Michael TruckMonth Ricker
Michael TruckMonth Ricker

Steve, a teacher "making a reference to faith, or Jesus, or biblical stories" sounds a little bit different than using curriculum that explicitly states that the Bible is inerrant. You sound like an idiocy apologist right now, breaking down straw men like no man before.

Steve Handy
Steve Handy

Are these classes electives? If so who gives a shit? Texas public schools have never been praised for their educational value, which to me is far more offensive than thinking that my kids might have someone teach them a class on the bible that is theologically slanted. Oh, but that's right, I don't expect the schools to be the ones raising my kids. I can recall many times when I was in school when an educator made a reference to faith, or Jesus, or biblical stories and whatnot, and lo and behold I still emerged unindoctrinated. Why? Because I had parents that advocated learning, personal exploration and expansion, and to not let anyone else's beliefs become my own. If you get bent out of shape over the fact that you don't want your children exposed to religion or religious thought, that's your right. It's not possible, and the chances are far greater that you children will be drawn to religion in that whole rebellion phase or in that whole assimilation phase. You have the ability to keep your kids from being indoctrinated, but it doesn't come from shielding them from it.

Heather Golubski
Heather Golubski

^also didn't experience none of this English and grammar teaching

Luis Cruz
Luis Cruz

I didn't ever experience none of this bible teaching but I wouldn't be surprised if it happens.

Edd_Doerr
Edd_Doerr

Mark Chancey and TFN are to be commended for riding herd on the goofies who are trying to subvert the public schools. Aren't there enough churches in Texas to provide all the religious education anyone might want? -- Edd Doerr (arlinc.org)

John1073
John1073

I would love to see Eastland's Venn diagram

Montemalone
Montemalone topcommenter

Ancient Aliens is a lot more factual than the bible.

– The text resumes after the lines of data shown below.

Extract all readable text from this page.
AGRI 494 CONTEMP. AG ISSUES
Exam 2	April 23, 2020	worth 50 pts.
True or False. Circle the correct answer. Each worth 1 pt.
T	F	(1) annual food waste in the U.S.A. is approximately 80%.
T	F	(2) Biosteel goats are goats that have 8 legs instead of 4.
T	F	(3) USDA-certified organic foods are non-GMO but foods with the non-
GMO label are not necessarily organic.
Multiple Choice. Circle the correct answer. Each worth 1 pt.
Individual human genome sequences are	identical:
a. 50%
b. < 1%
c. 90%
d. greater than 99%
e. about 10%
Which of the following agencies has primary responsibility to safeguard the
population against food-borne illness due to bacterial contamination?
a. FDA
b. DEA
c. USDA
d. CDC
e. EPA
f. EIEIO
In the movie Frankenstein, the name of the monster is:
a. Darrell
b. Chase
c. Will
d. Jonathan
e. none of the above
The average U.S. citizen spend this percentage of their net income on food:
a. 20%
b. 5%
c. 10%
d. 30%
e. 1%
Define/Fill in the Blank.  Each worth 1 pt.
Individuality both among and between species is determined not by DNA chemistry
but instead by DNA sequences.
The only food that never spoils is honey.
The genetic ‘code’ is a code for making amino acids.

The fact that Giorgios Tsoukalos' hair defies gravity is proof.

ruddski
ruddski topcommenter

Schools teach all sorts of wacky stuff that has to be unlearned, then then it's on to university, where they REALLY fuck with your mind. Some people don't recover until they're over 30, some never do.

ChrisDangerShow
ChrisDangerShow

As a former resident of The DuncanHood, I can tell you that "city" is full of religious looneys and crackpots..When we refuse to fund science and math education on the state level, yet throw around money on this crap, it shows how idiotic we really are. 

fistofsouth
fistofsouth

@primi_timpano Where is evolution not taught?  Why is it wrong to study Biblical myths and yet we're fine with Greek and Scandinavian myths?  Of the three aforementioned myths, which has a direct application to our nation's laws and mores?  Hmmm?

No value in understanding the documents that resulted in the values we have today?  

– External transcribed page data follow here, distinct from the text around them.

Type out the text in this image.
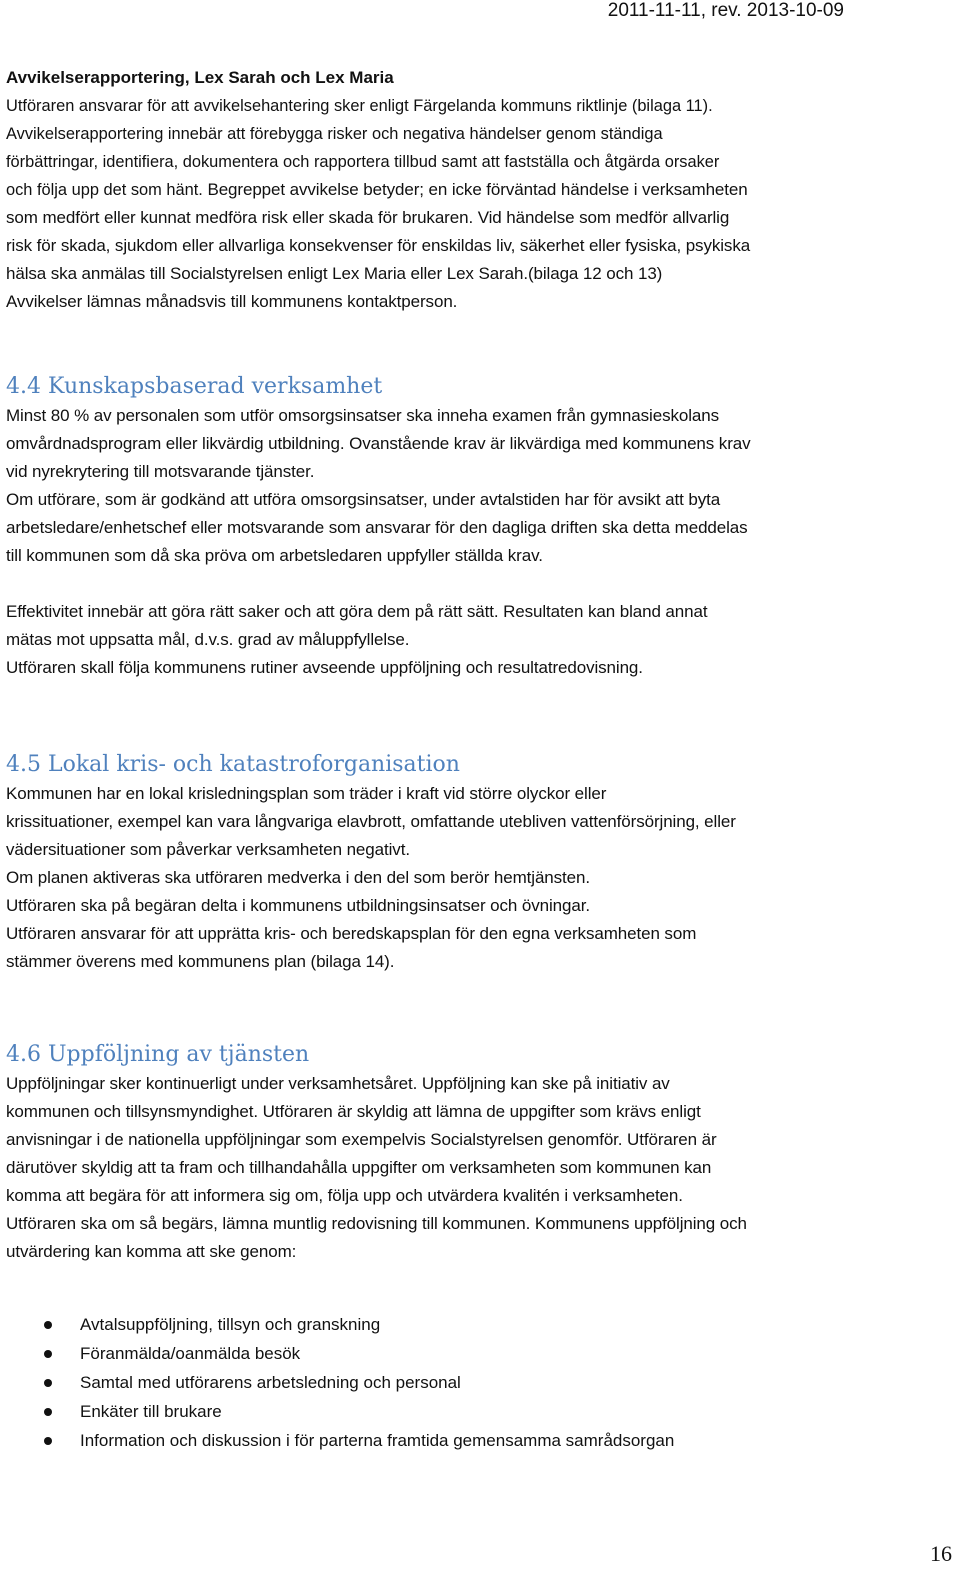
2011-11-11, rev. 2013-10-09

Avvikelserapportering, Lex Sarah och Lex Maria

Utföraren ansvarar för att avvikelsehantering sker enligt Färgelanda kommuns riktlinje (bilaga 11).

Avvikelserapportering innebär att förebygga risker och negativa händelser genom ständiga

förbättringar, identifiera, dokumentera och rapportera tillbud samt att fastställa och åtgärda orsaker

och följa upp det som hänt. Begreppet avvikelse betyder; en icke förväntad händelse i verksamheten

som medfört eller kunnat medföra risk eller skada för brukaren. Vid händelse som medför allvarlig

risk för skada, sjukdom eller allvarliga konsekvenser för enskildas liv, säkerhet eller fysiska, psykiska

hälsa ska anmälas till Socialstyrelsen enligt Lex Maria eller Lex Sarah.(bilaga 12 och 13)

Avvikelser lämnas månadsvis till kommunens kontaktperson.

4.4 Kunskapsbaserad verksamhet

Minst 80 % av personalen som utför omsorgsinsatser ska inneha examen från gymnasieskolans

omvårdnadsprogram eller likvärdig utbildning. Ovanstående krav är likvärdiga med kommunens krav

vid nyrekrytering till motsvarande tjänster.

Om utförare, som är godkänd att utföra omsorgsinsatser, under avtalstiden har för avsikt att byta

arbetsledare/enhetschef eller motsvarande som ansvarar för den dagliga driften ska detta meddelas

till kommunen som då ska pröva om arbetsledaren uppfyller ställda krav.

Effektivitet innebär att göra rätt saker och att göra dem på rätt sätt. Resultaten kan bland annat

mätas mot uppsatta mål, d.v.s. grad av måluppfyllelse.

Utföraren skall följa kommunens rutiner avseende uppföljning och resultatredovisning.

4.5 Lokal kris- och katastroforganisation

Kommunen har en lokal krisledningsplan som träder i kraft vid större olyckor eller

krissituationer, exempel kan vara långvariga elavbrott, omfattande utebliven vattenförsörjning, eller

vädersituationer som påverkar verksamheten negativt.

Om planen aktiveras ska utföraren medverka i den del som berör hemtjänsten.

Utföraren ska på begäran delta i kommunens utbildningsinsatser och övningar.

Utföraren ansvarar för att upprätta kris- och beredskapsplan för den egna verksamheten som

stämmer överens med kommunens plan (bilaga 14).

4.6 Uppföljning av tjänsten

Uppföljningar sker kontinuerligt under verksamhetsåret. Uppföljning kan ske på initiativ av

kommunen och tillsynsmyndighet. Utföraren är skyldig att lämna de uppgifter som krävs enligt

anvisningar i de nationella uppföljningar som exempelvis Socialstyrelsen genomför. Utföraren är

därutöver skyldig att ta fram och tillhandahålla uppgifter om verksamheten som kommunen kan

komma att begära för att informera sig om, följa upp och utvärdera kvalitén i verksamheten.

Utföraren ska om så begärs, lämna muntlig redovisning till kommunen. Kommunens uppföljning och

utvärdering kan komma att ske genom:

Avtalsuppföljning, tillsyn och granskning
Föranmälda/oanmälda besök
Samtal med utförarens arbetsledning och personal
Enkäter till brukare
Information och diskussion i för parterna framtida gemensamma samrådsorgan
16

Bat Shit Crazy is walking around claiming they don't teach evolution in Texas Schools as part of a required subject, but they do teach religion as part of the core curriculum. 

hilllbillle
hilllbillle

kids ain't required by law to go to church. these folks want to force their bullshitbeliefs on other peopls kids by law.

ThePosterFormerlyKnownasPaul
ThePosterFormerlyKnownasPaul topcommenter

@John1073 Just how do you show "pros" and "cons" with a Venn diagram?

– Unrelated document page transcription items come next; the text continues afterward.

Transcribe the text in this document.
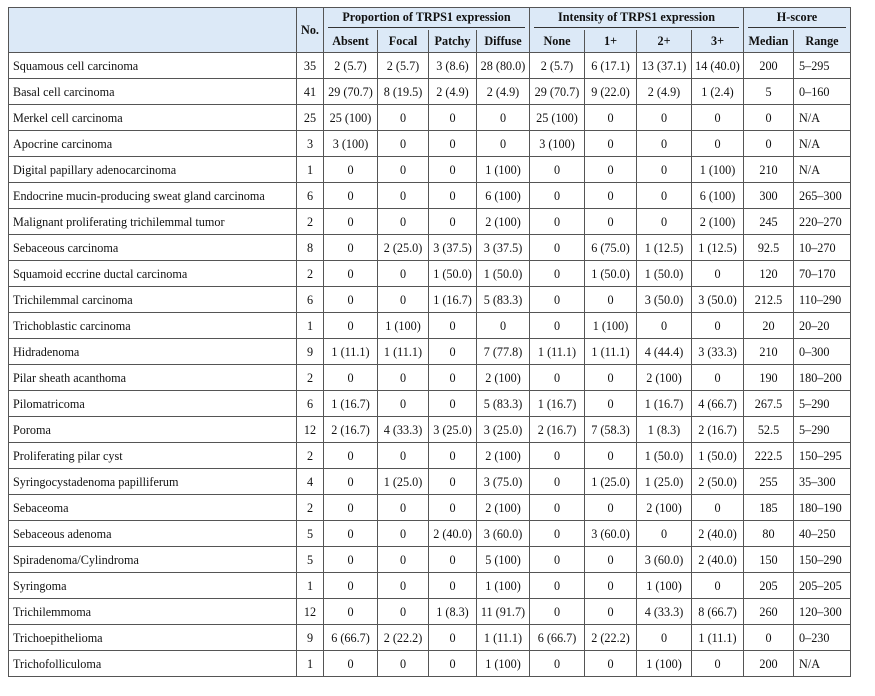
	No.	Proportion of TRPS1 expression				Intensity of TRPS1 expression				H-score	

		Absent	Focal	Patchy	Diffuse	None	1+	2+	3+	Median	Range
Squamous cell carcinoma	35	2 (5.7)	2 (5.7)	3 (8.6)	28 (80.0)	2 (5.7)	6 (17.1)	13 (37.1)	14 (40.0)	200	5–295
Basal cell carcinoma	41	29 (70.7)	8 (19.5)	2 (4.9)	2 (4.9)	29 (70.7)	9 (22.0)	2 (4.9)	1 (2.4)	5	0–160
Merkel cell carcinoma	25	25 (100)	0	0	0	25 (100)	0	0	0	0	N/A
Apocrine carcinoma	3	3 (100)	0	0	0	3 (100)	0	0	0	0	N/A
Digital papillary adenocarcinoma	1	0	0	0	1 (100)	0	0	0	1 (100)	210	N/A
Endocrine mucin-producing sweat gland carcinoma	6	0	0	0	6 (100)	0	0	0	6 (100)	300	265–300
Malignant proliferating trichilemmal tumor	2	0	0	0	2 (100)	0	0	0	2 (100)	245	220–270
Sebaceous carcinoma	8	0	2 (25.0)	3 (37.5)	3 (37.5)	0	6 (75.0)	1 (12.5)	1 (12.5)	92.5	10–270
Squamoid eccrine ductal carcinoma	2	0	0	1 (50.0)	1 (50.0)	0	1 (50.0)	1 (50.0)	0	120	70–170
Trichilemmal carcinoma	6	0	0	1 (16.7)	5 (83.3)	0	0	3 (50.0)	3 (50.0)	212.5	110–290
Trichoblastic carcinoma	1	0	1 (100)	0	0	0	1 (100)	0	0	20	20–20
Hidradenoma	9	1 (11.1)	1 (11.1)	0	7 (77.8)	1 (11.1)	1 (11.1)	4 (44.4)	3 (33.3)	210	0–300
Pilar sheath acanthoma	2	0	0	0	2 (100)	0	0	2 (100)	0	190	180–200
Pilomatricoma	6	1 (16.7)	0	0	5 (83.3)	1 (16.7)	0	1 (16.7)	4 (66.7)	267.5	5–290
Poroma	12	2 (16.7)	4 (33.3)	3 (25.0)	3 (25.0)	2 (16.7)	7 (58.3)	1 (8.3)	2 (16.7)	52.5	5–290
Proliferating pilar cyst	2	0	0	0	2 (100)	0	0	1 (50.0)	1 (50.0)	222.5	150–295
Syringocystadenoma papilliferum	4	0	1 (25.0)	0	3 (75.0)	0	1 (25.0)	1 (25.0)	2 (50.0)	255	35–300
Sebaceoma	2	0	0	0	2 (100)	0	0	2 (100)	0	185	180–190
Sebaceous adenoma	5	0	0	2 (40.0)	3 (60.0)	0	3 (60.0)	0	2 (40.0)	80	40–250
Spiradenoma/Cylindroma	5	0	0	0	5 (100)	0	0	3 (60.0)	2 (40.0)	150	150–290
Syringoma	1	0	0	0	1 (100)	0	0	1 (100)	0	205	205–205
Trichilemmoma	12	0	0	1 (8.3)	11 (91.7)	0	0	4 (33.3)	8 (66.7)	260	120–300
Trichoepithelioma	9	6 (66.7)	2 (22.2)	0	1 (11.1)	6 (66.7)	2 (22.2)	0	1 (11.1)	0	0–230
Trichofolliculoma	1	0	0	0	1 (100)	0	0	1 (100)	0	200	N/A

Wouldn't look something like this:   O   O ? (pros in the left circle, cons in the right circle)

CADeere
CADeere

@ruddski Some do not go to university, and they just grown angry and ignorant for the rest of their lives, voting and bitching in fear

OnlyLogical
OnlyLogical

@fistofsouth @primi_timpano  If they're actually presented as "myths" then go ahead and teach them. Oh. Yeah. Those who want this in schools don't think they're myths.
Separation between church and state. Period.
That's not saying "christianity" is bad, like extreme right wing people say it is.
You can teach kids to do the right thing without invoking religion in a public school.